# H&R Ultra Slug Re-Stock Help



## LapeerCoBuckHunter (Nov 14, 2010)

Hey Guys and Gals,

New guy here, with a simple one for ya's.
Just got back from Williams with a brand new thumb-hole stock for my 12ga. Took the old one off and started to install the new rear stock and i quickly noticed that the "old bolt" will fit, but i cant tighten it because my socket will not fit into the counter sunk hole in the new stock. Can one of look at our's and let me know if its a "star head bolt", as opposed to a "socket head" bolt, witch mine has holding the stock to reciever. And if you've had it appart, could you give me a possible length, cuz i need to pick one up very quickly.. as in tonight...

C.


----------



## sixft4par (Apr 1, 2008)

I would guess its the same bolt. WHy not use the old stock to hunt tomorrow and then figure it out? The deer won't know the difference. I promise.


----------



## LapeerCoBuckHunter (Nov 14, 2010)

hah, already put it back together... i thought the same thing after posting... thanks...:lol:

Yuk, apparently i need to become a supporting member, i dont like the adds..


----------



## BUSTA'YOTE (Aug 26, 2003)

LapeerCoBuckHunter said:


> Hey Guys and Gals,
> 
> New guy here, with a simple one for ya's.
> Just got back from Williams with a brand new thumb-hole stock for my 12ga. Took the old one off and started to install the new rear stock and i quickly noticed that the "old bolt" will fit, but i cant tighten it because my socket will not fit into the counter sunk hole in the new stock. Can one of look at our's and let me know if its a "star head bolt", as opposed to a "socket head" bolt, witch mine has holding the stock to reciever. And if you've had it appart, could you give me a possible length, cuz i need to pick one up very quickly.. as in tonight...
> ...


I went through this a few years back, albeit not the night before the opener. I tried the thumbhole stock and could not find the proper bolt. It takes a button head cap screw that you WILL NOT FIND in any hardware store or bolt company in Michigan. I had a guy in Washington state mail me some that he was able to locate. You can find a socket head cap screw that is too small in diameter at the head that it will not allow you to tighten down the stock properly without splitting. 

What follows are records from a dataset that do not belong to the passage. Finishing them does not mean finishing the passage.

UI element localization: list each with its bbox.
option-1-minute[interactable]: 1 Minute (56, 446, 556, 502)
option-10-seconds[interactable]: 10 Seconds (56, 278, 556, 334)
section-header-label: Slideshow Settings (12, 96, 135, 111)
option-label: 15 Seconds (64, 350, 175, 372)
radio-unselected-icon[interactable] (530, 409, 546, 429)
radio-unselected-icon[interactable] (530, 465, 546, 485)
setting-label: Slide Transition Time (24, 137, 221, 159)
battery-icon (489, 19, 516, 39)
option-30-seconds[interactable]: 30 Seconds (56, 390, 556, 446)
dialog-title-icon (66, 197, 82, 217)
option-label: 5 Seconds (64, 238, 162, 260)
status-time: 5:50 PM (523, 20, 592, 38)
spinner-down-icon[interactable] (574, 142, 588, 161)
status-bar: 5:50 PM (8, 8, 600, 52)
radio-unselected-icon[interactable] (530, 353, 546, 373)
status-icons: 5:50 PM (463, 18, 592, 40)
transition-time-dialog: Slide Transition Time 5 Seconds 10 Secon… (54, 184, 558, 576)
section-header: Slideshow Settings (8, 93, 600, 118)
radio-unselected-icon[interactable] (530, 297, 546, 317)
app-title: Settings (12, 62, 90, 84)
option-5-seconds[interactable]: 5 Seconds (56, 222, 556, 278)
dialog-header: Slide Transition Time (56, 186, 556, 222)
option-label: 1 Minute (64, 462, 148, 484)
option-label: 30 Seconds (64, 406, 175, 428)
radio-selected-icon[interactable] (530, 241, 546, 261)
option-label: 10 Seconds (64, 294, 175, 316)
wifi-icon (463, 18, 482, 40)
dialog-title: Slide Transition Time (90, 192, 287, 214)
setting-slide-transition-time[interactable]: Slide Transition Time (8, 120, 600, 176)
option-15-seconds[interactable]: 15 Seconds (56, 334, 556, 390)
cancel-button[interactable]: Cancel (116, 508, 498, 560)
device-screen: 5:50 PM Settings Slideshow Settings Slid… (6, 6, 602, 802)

To be honest, the thumhole stock made my Ultra Slug Hunter shoot like crap, all over the place. I put the old one back on and I was right back to shooting bullseyes. In order for the Thumbhole to be solid enough for consistant accuracy, it needs to be bedded to the receiver or it will rock back and forth. 

What you are looking for is a 2 inch long 3/8-24 Button Head Socket Cap Screw.

You will probably have to order one, unless your hardware store stocks everything. I even tried ALL the Big Box Stores with no luck. Maybe Fastenall?

Here is a couple places that have them.

http://www.palmerbolt.com/catalog.asp?prodid=617866&showprevnext=1

http://www.boltdepot.com/product.aspx?cc=13&cs=72&cm=25&cd=1229


----------



## LapeerCoBuckHunter (Nov 14, 2010)

BUSTA'YOTA,
hey man, thanks a bunch, i had a feeling i wasnt the only one out there. looks like i dont get to use it this week, but i'll get it taken care of saturday. I work at a machine shop and we get alot of stuff threw McMastercarr.com hopefully they have something for me. if not i will definatally look into your links. If not, ill make something, I put the old stock back on for this week, witch isnt a biggie, but i payed a hundred bucks for it and wanted to use it. currently got about 475 wrapped up in a 350 dollar gun... looks like ill have this one till the day i die. anyway, did you ever get yer's figured out? are you currently using the thumb stock?
P.S. to bad Remmington couldn't include one with the stock... i mean it was a hundred friggin dollars...

thanks again, and good luck in the morni'n
C.


----------